I walk as fast as I can through the crowd. My two rules are to maintain as much speed as possible without crashing into people, and to move continuously. You will learn how to read the body cues of those around you to quickly change direction or dodge limbs as people abruptly move about. You have to be mentally aware to anticipate and react quickly. Your eyes scan, focus, and absorb information centrally as well as peripherally.


The challenge grows if you are carrying something because you not only have to navigate people, but you also have to make sure you don't lose what you are carrying. This is a big reason why I almost always have coffee stains on my pants.
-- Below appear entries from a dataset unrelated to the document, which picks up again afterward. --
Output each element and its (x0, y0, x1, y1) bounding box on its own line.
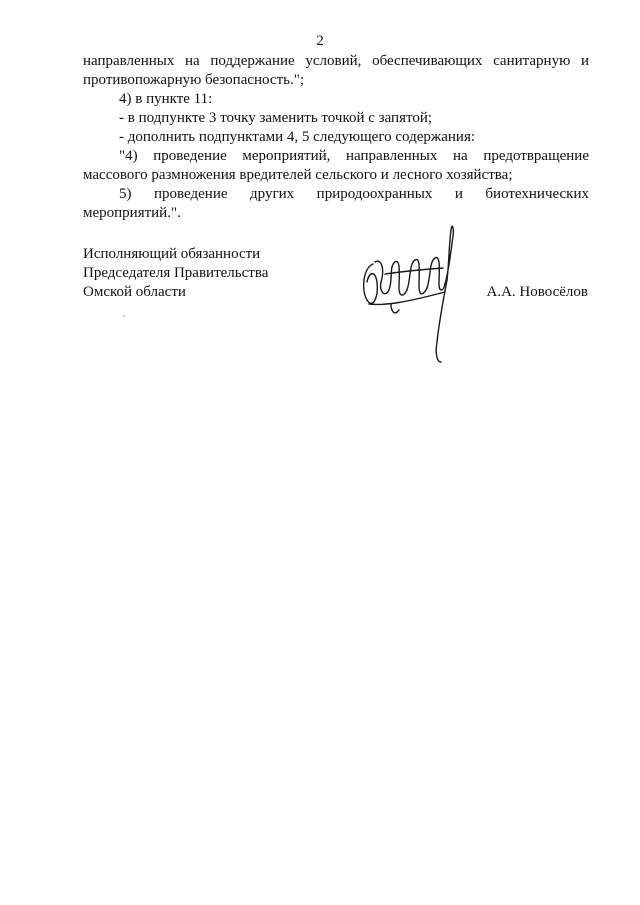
body-paragraph-subitem-5-text: 5) проведение других природоохранных и биотехнических мероприятий.". (83, 186, 589, 221)
body-paragraph-item-4: 4) в пункте 11: (119, 91, 213, 107)
body-paragraph-subitem-3: - в подпункте 3 точку заменить точкой с запятой; (119, 110, 433, 126)
document-body (83, 52, 589, 223)
handwritten-signature (355, 212, 465, 372)
scan-speck (123, 315, 125, 317)
body-paragraph-add-subitems: - дополнить подпунктами 4, 5 следующего содержания: (119, 129, 476, 145)
body-paragraph-continuation: направленных на поддержание условий, обеспечивающих санитарную и противопожарную безопасность."; (83, 53, 589, 88)
page-number: 2 (316, 33, 324, 49)
signer-position-line-1: Исполняющий обязанности (83, 246, 261, 262)
body-paragraph-subitem-4-text: "4) проведение мероприятий, направленных на предотвращение массового размножения вредителей сельского и лесного хозяйства; (83, 148, 589, 183)
signer-position-line-2: Председателя Правительства (83, 265, 269, 281)
signer-name: А.А. Новосёлов (486, 284, 588, 300)
signature-position-block (83, 245, 268, 302)
signer-position-line-3: Омской области (83, 284, 186, 300)
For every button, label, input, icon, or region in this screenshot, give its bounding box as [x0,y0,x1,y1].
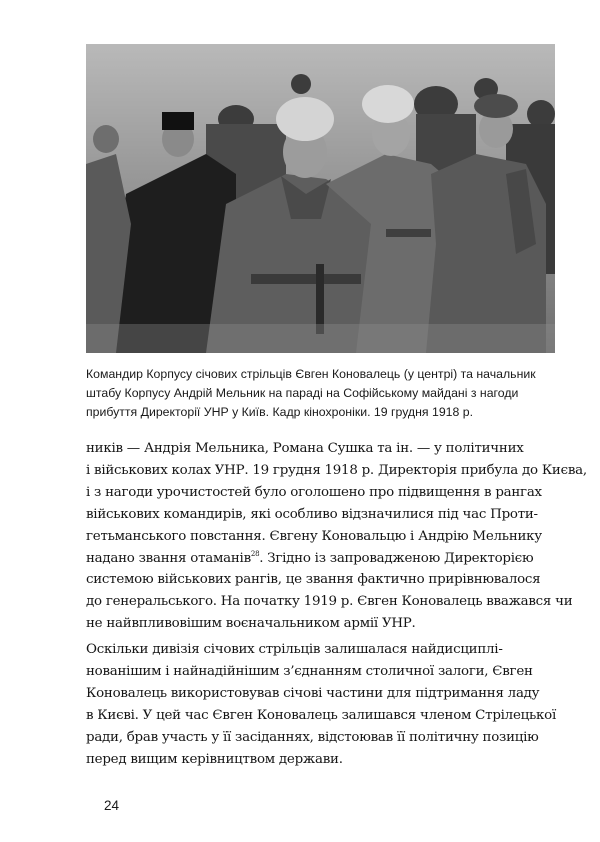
text-line: до генеральського. На початку 1919 р. Євген Коновалець вважався чи [86,594,573,610]
text-line: військових командирів, які особливо відзначилися під час Проти- [86,506,538,522]
text-segment: надано звання отаманів [86,550,251,566]
footnote-ref[interactable]: 28 [250,549,260,558]
parade-photo [86,44,555,353]
text-line: ників — Андрія Мельника, Романа Сушка та ін. — у політичних [86,441,524,456]
text-line: не найвпливовішим воєначальником армії УНР. [86,616,416,632]
text-line: ради, брав участь у її засіданнях, відстоював її політичну позицію [86,729,539,745]
page-number: 24 [104,798,120,813]
body-text [86,438,587,771]
text-line: перед вищим керівництвом держави. [86,751,343,767]
text-line: і військових колах УНР. 19 грудня 1918 р. Директорія прибула до Києва, [86,462,587,478]
text-line: нованішим і найнадійнішим з’єднанням столичної залоги, Євген [86,664,533,680]
text-line: в Києві. У цей час Євген Коновалець залишався членом Стрілецької [86,707,556,723]
text-line: гетьманського повстання. Євгену Коновальцю і Андрію Мельнику [86,528,542,544]
caption-line: Командир Корпусу січових стрільців Євген Коновалець (у центрі) та начальник [86,367,536,381]
photo-caption [86,365,560,422]
caption-line: штабу Корпусу Андрій Мельник на параді на Софійському майдані з нагоди [86,386,519,400]
caption-line: прибуття Директорії УНР у Київ. Кадр кінохроніки. 19 грудня 1918 р. [86,405,474,419]
text-segment: . Згідно із запровадженою Директорією [259,550,534,566]
text-line: Коновалець використовував січові частини для підтримання ладу [86,685,540,701]
text-line: системою військових рангів, це звання фактично прирівнювалося [86,572,541,588]
text-line: і з нагоди урочистостей було оголошено про підвищення в рангах [86,484,542,500]
text-line: Оскільки дивізія січових стрільців залишалася найдисциплі- [86,642,503,658]
text-line-with-footnote [86,548,556,570]
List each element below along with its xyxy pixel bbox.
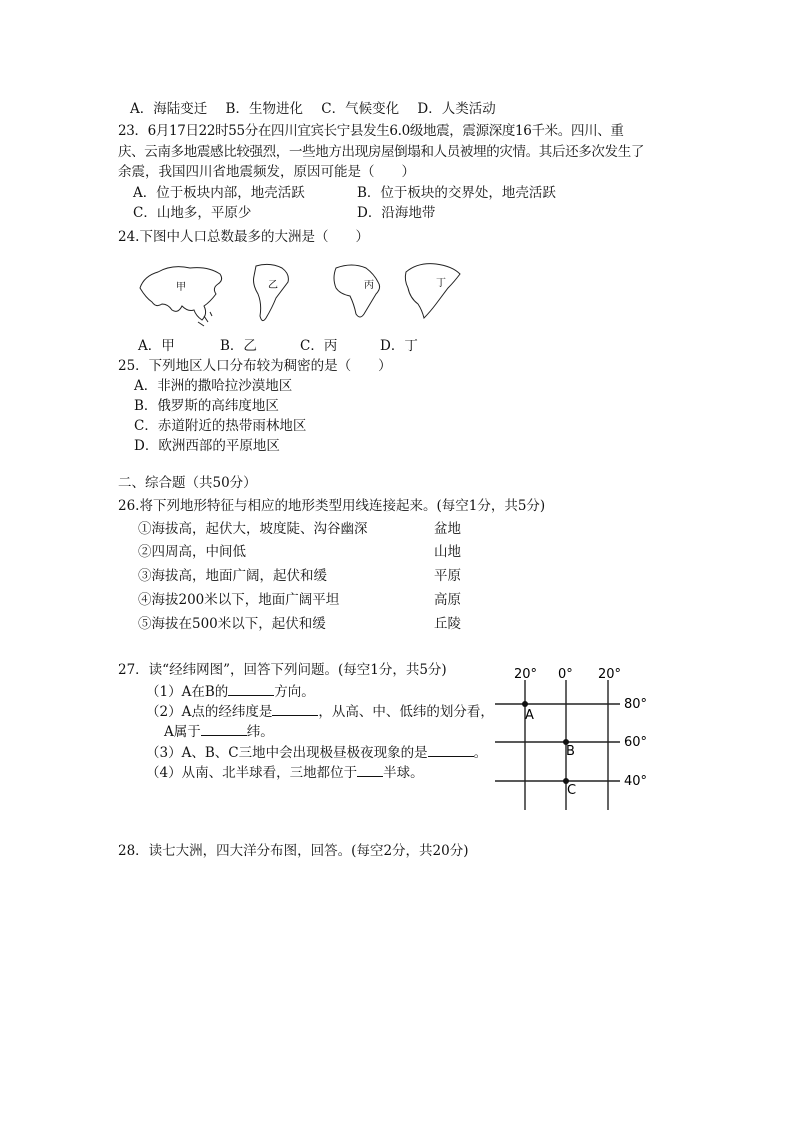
q24-option-b: B．乙 — [220, 338, 257, 354]
q23-option-b: B．位于板块的交界处，地壳活跃 — [357, 185, 556, 201]
q26-type-5: 丘陵 — [434, 616, 461, 632]
q24-option-c: C．丙 — [300, 338, 338, 354]
q27-sub4-tail: 半球。 — [383, 765, 424, 781]
africa-outline — [334, 265, 380, 317]
q23-option-d: D．沿海地带 — [357, 205, 436, 221]
q26-feature-3: ③海拔高，地面广阔，起伏和缓 — [138, 568, 327, 584]
lat-lon-grid-figure — [490, 660, 650, 812]
q23-option-a: A．位于板块内部，地壳活跃 — [133, 185, 305, 201]
q25-stem: 25．下列地区人口分布较为稠密的是（ ） — [118, 358, 392, 374]
point-b-label: B — [566, 744, 575, 759]
q26-feature-2: ②四周高，中间低 — [138, 544, 246, 560]
continent-outlines — [138, 258, 468, 328]
map-label-bing: 丙 — [364, 280, 374, 291]
q23-stem-line1: 23．6月17日22时55分在四川宜宾长宁县发生6.0级地震，震源深度16千米。四川、重 — [118, 123, 624, 139]
q23-option-c: C．山地多，平原少 — [133, 205, 252, 221]
q22-option-d: D．人类活动 — [417, 101, 496, 117]
q27-sub3-text: （3）A、B、C三地中会出现极昼极夜现象的是 — [146, 745, 428, 761]
q27-sub2 — [146, 702, 494, 721]
q26-feature-4: ④海拔200米以下，地面广阔平坦 — [138, 592, 340, 608]
q22-option-a: A．海陆变迁 — [130, 101, 208, 117]
asia-outline — [140, 267, 222, 320]
south-america-outline — [254, 264, 289, 320]
north-america-outline — [405, 264, 460, 318]
lon-label-1: 20° — [514, 667, 538, 682]
q27-sub2-text: （2）A点的经纬度是 — [146, 704, 273, 720]
q27-sub1-text: （1）A在B的 — [146, 684, 229, 700]
map-label-yi: 乙 — [268, 280, 278, 291]
q24-option-a: A．甲 — [138, 338, 175, 354]
lat-label-1: 80° — [624, 697, 648, 712]
q22-option-c: C．气候变化 — [321, 101, 400, 117]
q24-options — [138, 337, 418, 355]
q27-sub3-tail: 。 — [473, 745, 488, 761]
q27-sub2-cont — [164, 722, 274, 741]
q25-option-a: A．非洲的撒哈拉沙漠地区 — [134, 378, 293, 394]
q27-blank-hemisphere[interactable] — [357, 763, 383, 777]
q26-type-3: 平原 — [434, 568, 461, 584]
lat-lon-grid — [490, 660, 650, 812]
q28-stem: 28．读七大洲，四大洋分布图，回答。(每空2分，共20分) — [118, 843, 469, 859]
lat-label-3: 40° — [624, 774, 648, 789]
q26-stem: 26.将下列地形特征与相应的地形类型用线连接起来。(每空1分，共5分) — [118, 498, 546, 514]
q27-blank-coordinates[interactable] — [272, 702, 318, 716]
lon-label-2: 0° — [558, 667, 573, 682]
q27-sub2-tail: ，从高、中、低纬的划分看， — [318, 704, 494, 720]
point-c-label: C — [567, 783, 577, 798]
q23-stem-line3: 余震，我国四川省地震频发，原因可能是（ ） — [118, 164, 415, 180]
continent-maps — [138, 258, 468, 328]
section2-title: 二、综合题（共50分） — [118, 475, 257, 491]
q26-feature-5: ⑤海拔在500米以下，起伏和缓 — [138, 616, 326, 632]
q25-option-c: C．赤道附近的热带雨林地区 — [134, 418, 307, 434]
map-label-ding: 丁 — [436, 278, 446, 289]
q27-stem: 27．读“经纬网图”，回答下列问题。(每空1分，共5分) — [118, 662, 447, 678]
q27-blank-direction[interactable] — [228, 682, 274, 696]
lon-label-3: 20° — [598, 667, 622, 682]
point-a-marker — [522, 701, 528, 707]
q27-blank-polar-day[interactable] — [428, 743, 474, 757]
q27-sub2-cont-text: A属于 — [164, 724, 201, 740]
q27-sub1 — [146, 682, 315, 701]
q27-blank-latitude-zone[interactable] — [201, 722, 247, 736]
q22-option-b: B．生物进化 — [225, 101, 303, 117]
lat-label-2: 60° — [624, 735, 648, 750]
q25-option-b: B．俄罗斯的高纬度地区 — [134, 398, 279, 414]
q27-sub4 — [146, 763, 424, 782]
q24-stem: 24.下图中人口总数最多的大洲是（ ） — [118, 229, 369, 245]
point-a-label: A — [525, 708, 534, 723]
q27-sub3 — [146, 743, 487, 762]
map-label-jia: 甲 — [176, 282, 186, 293]
q27-sub2-cont-tail: 纬。 — [246, 724, 274, 740]
q27-sub1-tail: 方向。 — [274, 684, 315, 700]
q26-type-4: 高原 — [434, 592, 461, 608]
q26-feature-1: ①海拔高，起伏大，坡度陡、沟谷幽深 — [138, 521, 368, 537]
q26-type-1: 盆地 — [434, 521, 461, 537]
q22-options — [130, 100, 496, 118]
q25-option-d: D．欧洲西部的平原地区 — [134, 438, 280, 454]
q24-option-d: D．丁 — [380, 338, 418, 354]
q23-stem-line2: 庆、云南多地震感比较强烈，一些地方出现房屋倒塌和人员被埋的灾情。其后还多次发生了 — [118, 144, 644, 160]
q26-type-2: 山地 — [434, 544, 461, 560]
q27-sub4-text: （4）从南、北半球看，三地都位于 — [146, 765, 358, 781]
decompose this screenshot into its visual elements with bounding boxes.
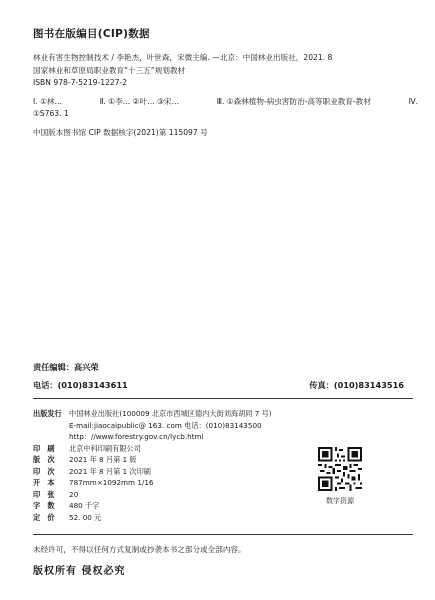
cip-class-item: Ⅱ. ①李… ②叶… ③宋… <box>99 96 180 106</box>
pub-row <box>33 408 283 420</box>
qr-caption: 数字资源 <box>326 497 354 505</box>
pub-value: 20 <box>69 489 79 499</box>
pub-row <box>33 500 283 512</box>
pub-row <box>33 477 283 489</box>
pub-value: 中国林业出版社(100009 北京市西城区德内大街刘海胡同 7 号) <box>69 409 272 418</box>
responsible-editor: 责任编辑：高兴荣 <box>33 362 99 372</box>
pub-label: 开 本 <box>33 478 55 487</box>
cip-class-item: Ⅲ. ①森林植物-病虫害防治-高等职业教育-教材 <box>216 96 371 106</box>
cip-heading: 图书在版编目(CIP)数据 <box>33 28 150 40</box>
publication-info <box>33 408 283 523</box>
pub-value: 787mm×1092mm 1/16 <box>69 478 154 487</box>
pub-label: 印 刷 <box>33 443 55 453</box>
cip-series-line: 国家林业和草原局职业教育“十三五”规划教材 <box>33 65 186 75</box>
pub-email-phone: E-mail:jiaocaipublic@ 163. com 电话：(010)83143500 <box>69 420 262 430</box>
cip-class-number: ①S763. 1 <box>33 109 69 119</box>
divider <box>33 534 413 535</box>
cip-class-item: Ⅳ. <box>408 96 418 106</box>
pub-value: 北京中科印刷有限公司 <box>69 443 141 453</box>
pub-label: 版 次 <box>33 455 55 464</box>
cip-class-item: Ⅰ. ①林… <box>33 96 63 106</box>
pub-row <box>33 512 283 524</box>
qr-code[interactable] <box>318 447 362 491</box>
editor-info <box>33 362 418 391</box>
pub-value: 480 千字 <box>69 501 100 510</box>
cip-bibliographic-line: 林业有害生物控制技术 / 李艳杰，叶世森，宋微主编. —北京：中国林业出版社，2021. 8 <box>33 53 333 62</box>
pub-row <box>33 466 283 478</box>
rights-statement: 版权所有 侵权必究 <box>33 566 126 577</box>
pub-label: 定 价 <box>33 512 55 522</box>
pub-website: http：//www.forestry.gov.cn/lycb.html <box>69 432 204 441</box>
cip-block <box>33 52 418 140</box>
pub-label: 印 张 <box>33 489 55 499</box>
pub-row <box>33 443 283 455</box>
pub-row <box>33 454 283 466</box>
pub-label: 出版发行 <box>33 409 62 418</box>
pub-label: 字 数 <box>33 501 55 510</box>
divider <box>33 398 413 399</box>
copy-notice: 未经许可，不得以任何方式复制或抄袭本书之部分或全部内容。 <box>33 545 246 554</box>
pub-row <box>33 489 283 501</box>
pub-label: 印 次 <box>33 466 55 476</box>
pub-value: 52. 00 元 <box>69 512 102 522</box>
editor-phone: 电话：(010)83143611 <box>33 380 128 390</box>
cip-data-number: 中国版本图书馆 CIP 数据核字(2021)第 115097 号 <box>33 127 208 137</box>
pub-value: 2021 年 8 月第 1 次印刷 <box>69 466 151 476</box>
cip-classification-line <box>33 96 418 109</box>
editor-fax: 传真：(010)83143516 <box>309 380 404 390</box>
pub-value: 2021 年 8 月第 1 版 <box>69 455 137 464</box>
cip-isbn-line: ISBN 978-7-5219-1227-2 <box>33 78 128 88</box>
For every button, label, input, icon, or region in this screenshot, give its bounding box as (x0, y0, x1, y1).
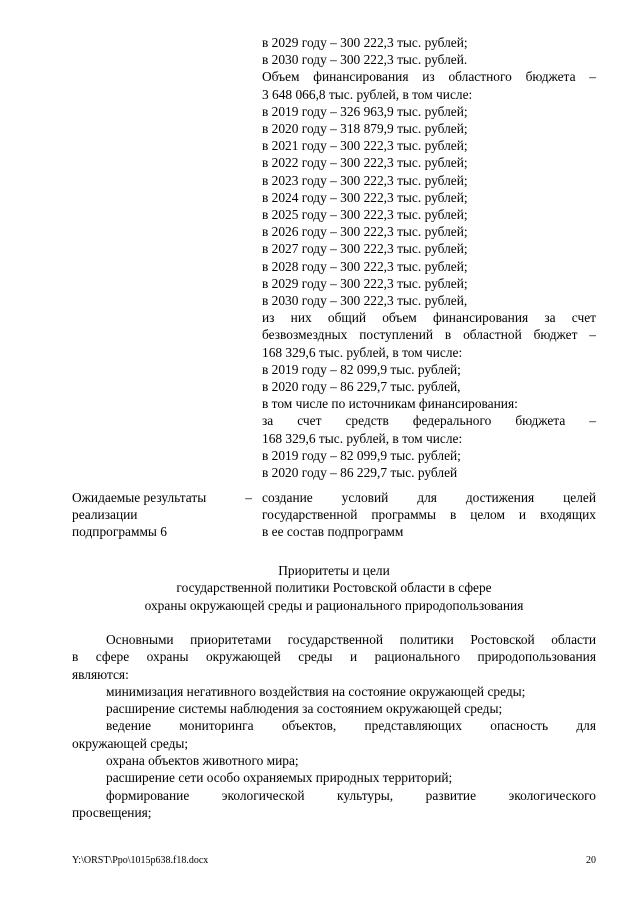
intro-line: Основными приоритетами государственной политики Ростовской области (106, 632, 596, 647)
label-line: реализации (72, 507, 138, 523)
priority-item: минимизация негативного воздействия на состояние окружающей среды; (106, 683, 526, 699)
financing-line: за счет средств федерального бюджета – (262, 413, 596, 429)
priority-item-continuation: окружающей среды; (72, 735, 189, 751)
expected-results-value (262, 489, 596, 541)
financing-line: в 2019 году – 82 099,9 тыс. рублей; (262, 447, 461, 463)
financing-line: 168 329,6 тыс. рублей, в том числе: (262, 344, 463, 360)
intro-line: являются: (72, 666, 129, 682)
financing-line: 3 648 066,8 тыс. рублей, в том числе: (262, 86, 473, 102)
financing-line: в 2028 году – 300 222,3 тыс. рублей; (262, 258, 468, 274)
heading-line: государственной политики Ростовской области в сфере (176, 580, 492, 596)
section-heading (72, 562, 596, 614)
label-dash: – (245, 490, 252, 505)
heading-line: Приоритеты и цели (278, 563, 390, 578)
financing-line: в 2019 году – 326 963,9 тыс. рублей; (262, 103, 468, 119)
financing-line: в 2019 году – 82 099,9 тыс. рублей; (262, 361, 461, 377)
footer-file-path: Y:\ORST\Ppo\1015p638.f18.docx (72, 855, 209, 866)
priority-item: охрана объектов животного мира; (106, 753, 299, 769)
label-line: Ожидаемые результаты (72, 490, 207, 505)
label-line: подпрограммы 6 (72, 524, 167, 540)
financing-line: в 2029 году – 300 222,3 тыс. рублей; (262, 275, 468, 291)
financing-line: в 2029 году – 300 222,3 тыс. рублей; (262, 35, 468, 50)
financing-line: в 2025 году – 300 222,3 тыс. рублей; (262, 207, 468, 223)
value-line: создание условий для достижения целей (262, 490, 596, 505)
heading-line: охраны окружающей среды и рационального природопользования (144, 597, 524, 613)
financing-line: в 2027 году – 300 222,3 тыс. рублей; (262, 241, 468, 257)
value-line: в ее состав подпрограмм (262, 524, 404, 540)
financing-line: в 2023 году – 300 222,3 тыс. рублей; (262, 172, 468, 188)
intro-line: в сфере охраны окружающей среды и рационального природопользования (72, 649, 596, 665)
financing-line: Объем финансирования из областного бюджета – (262, 69, 596, 85)
financing-line: в 2020 году – 86 229,7 тыс. рублей, (262, 379, 461, 395)
financing-line: безвозмездных поступлений в областной бюджет – (262, 327, 596, 343)
value-line: государственной программы в целом и входящих (262, 507, 596, 523)
priority-item: расширение сети особо охраняемых природных территорий; (106, 770, 453, 786)
priority-item: расширение системы наблюдения за состоянием окружающей среды; (106, 701, 503, 717)
financing-line: в 2021 году – 300 222,3 тыс. рублей; (262, 138, 468, 154)
financing-line: в 2024 году – 300 222,3 тыс. рублей; (262, 189, 468, 205)
financing-line: из них общий объем финансирования за счет (262, 310, 596, 326)
financing-column (262, 34, 596, 481)
body-text (72, 631, 596, 821)
financing-line: в 2030 году – 300 222,3 тыс. рублей. (262, 52, 468, 68)
financing-line: в том числе по источникам финансирования: (262, 396, 518, 412)
financing-line: 168 329,6 тыс. рублей, в том числе: (262, 430, 463, 446)
priority-item-continuation: просвещения; (72, 804, 152, 820)
financing-line: в 2026 году – 300 222,3 тыс. рублей; (262, 224, 468, 240)
financing-line: в 2030 году – 300 222,3 тыс. рублей, (262, 293, 468, 309)
expected-results-label (72, 489, 252, 541)
financing-line: в 2022 году – 300 222,3 тыс. рублей; (262, 155, 468, 171)
page-number: 20 (586, 855, 596, 866)
financing-line: в 2020 году – 318 879,9 тыс. рублей; (262, 121, 468, 137)
financing-line: в 2020 году – 86 229,7 тыс. рублей (262, 465, 458, 481)
priority-item: ведение мониторинга объектов, представляющих опасность для (106, 718, 596, 734)
priority-item: формирование экологической культуры, развитие экологического (106, 787, 596, 803)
On a technical level, you quickly notice the need for a variety of unusual footwork patterns including pivots, shuffles, skips, and side steps. The trick is to move efficiently and quickly through the crowd without looking like a weirdo river dancer.

Play With Body Mechanic Variables

Walking is a great time to explore different body mechanics by exaggerating and hyper-focusing on different parts of the movement: the pendulum-like qualities of the arms and legs, the subtle shifts of head position, the light twisting of the torso, stride length, the rebound as you quickly change direction, the stretch and release of the muscles as you make larger movements, or the compression and extension of the joints as your weight shifts. The opportunities to explore each element are endless.


Besides the actual mechanics of walking, you can explore the sequence of movements like rhythm, breaking, pace, and timing. Which parts move first and power the other parts in what order? What is the rhythm of that movement? What happens if you do things in a different sequence?


Tied in with feeling and studying your own mechanics and rhythm is mimicking how other people walk. Without being too much of a creep, you can mimic the arm swing, stride length, or degree of foot turnout of people walking around you to compare and contrast what their movement flavor is like versus yours. Mimicry can offer great insight into your own body, but you can also weird people out, so be subtle and respectful if you play with this one.

Step By Step

Walking is so basic that it's often overlooked as something to be practiced and developed, but it doesn't have to be. You can walk for distance and time but don't forget complexity. For many people, taking long walks can get boring, so take the mundane and do something interesting with it.


By challenging your walking patterns, you not only develop a more versatile skill, but you also develop the sub and auxiliary skills which are related to walking practice. The examples above are only a small sample of what is possible. I use walking to practice all kinds of odd stuff. Some practical and some purely exploratory. Some just plain weird. All interesting and fun.